Avant de rentrer dans le vif du sujet, il convient de jeter un coup d’œil au libellé de l’article 121 de la Loi constitutionnelle de 1867[1], qui réglemente le commerce interprovincial :
121. Tous articles du crû, de la provenance ou manufacture d’aucune des provinces seront, à dater de l’union, admis en franchise dans chacune des autres provinces.
À première vue, cette disposition peut sembler établir une liberté commerciale absolue entre les provinces canadiennes.
Or, il appert de l’article 2 du Règlement sur la possession et le transport au Québec de boissons alcooliques acquises dans une autre province ou un territoire du Canada[2] que les Québécois peuvent rapporter les quantités suivantes d’alcool en provenance des autres provinces :
Faut-il pour autant en déduire que l’article 2 du Règlement[3] contrevient à la Constitution, donc que les Québécois peuvent rapporter la quantité d’alcool qu’ils veulent des autres provinces?

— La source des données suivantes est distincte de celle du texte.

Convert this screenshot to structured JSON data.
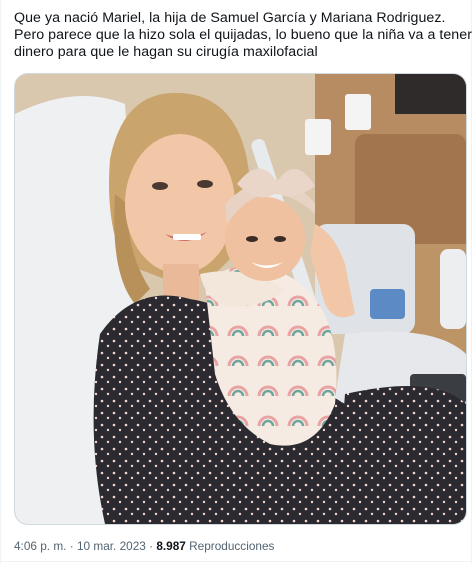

Dans le récent arrêt R. c. Comeau[4], la Cour suprême du Canada s’est penchée sur une question similaire relativement à la législation néo-brunswickoise.
Dans cette affaire, un homme a reçu une amende de 240$ pour avoir ramené de grandes quantités d’alcool du Québec puisque l’eau de vie était moins dispendieuse dans cette dernière province que chez lui, au Nouveau-Brunswick[5]. Il avait ainsi contrevenu à l’article 43 c) de la Loi sur la réglementation des alcools[6].

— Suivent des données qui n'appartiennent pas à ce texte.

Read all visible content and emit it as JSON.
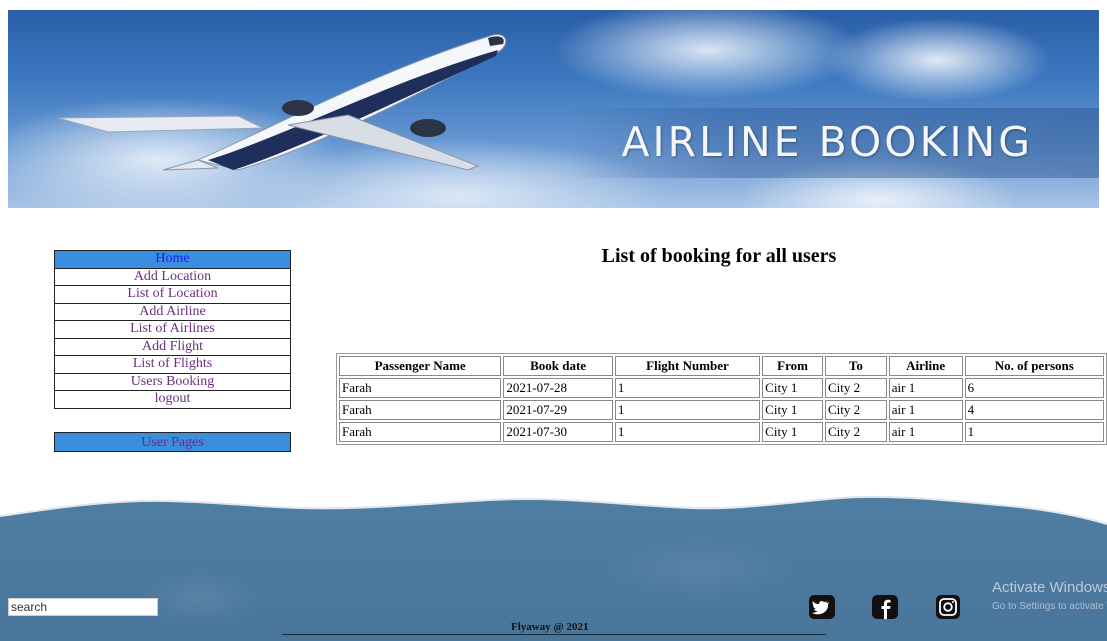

Il a contesté cette amende jusque devant le plus haut tribunal du pays, affirmant qu’elle contrevenait à l’article 121 de la Loi constitutionnelle de 1867[7].
En revanche, après une analyse historique, législative et constitutionnelle de l’article 121[8], la Cour suprême du Canada a jugé que cette disposition n’avait pas pour effet d’empêcher toute entrave à la circulation de biens entre les provinces canadiennes[9].
En effet, selon la plus haute instance canadienne, une loi peut avoir comme effet accessoire de limiter le libre-échange interprovincial, en autant qu’il n’en soit pas de son essence et de son objet[10].
Bien que dans le dossier en question, la loi néo-brunswickoise a comme essence d’entraver la libre circulation interprovinciale[11], les juges majoritaires sont d’avis qu’il ne s’agit pas de son objet, qui est plutôt de « permettre la supervision par des entités publiques de la production, de la circulation, de la vente et de l’utilisation de l’alcool au Nouveau-Brunswick »[12].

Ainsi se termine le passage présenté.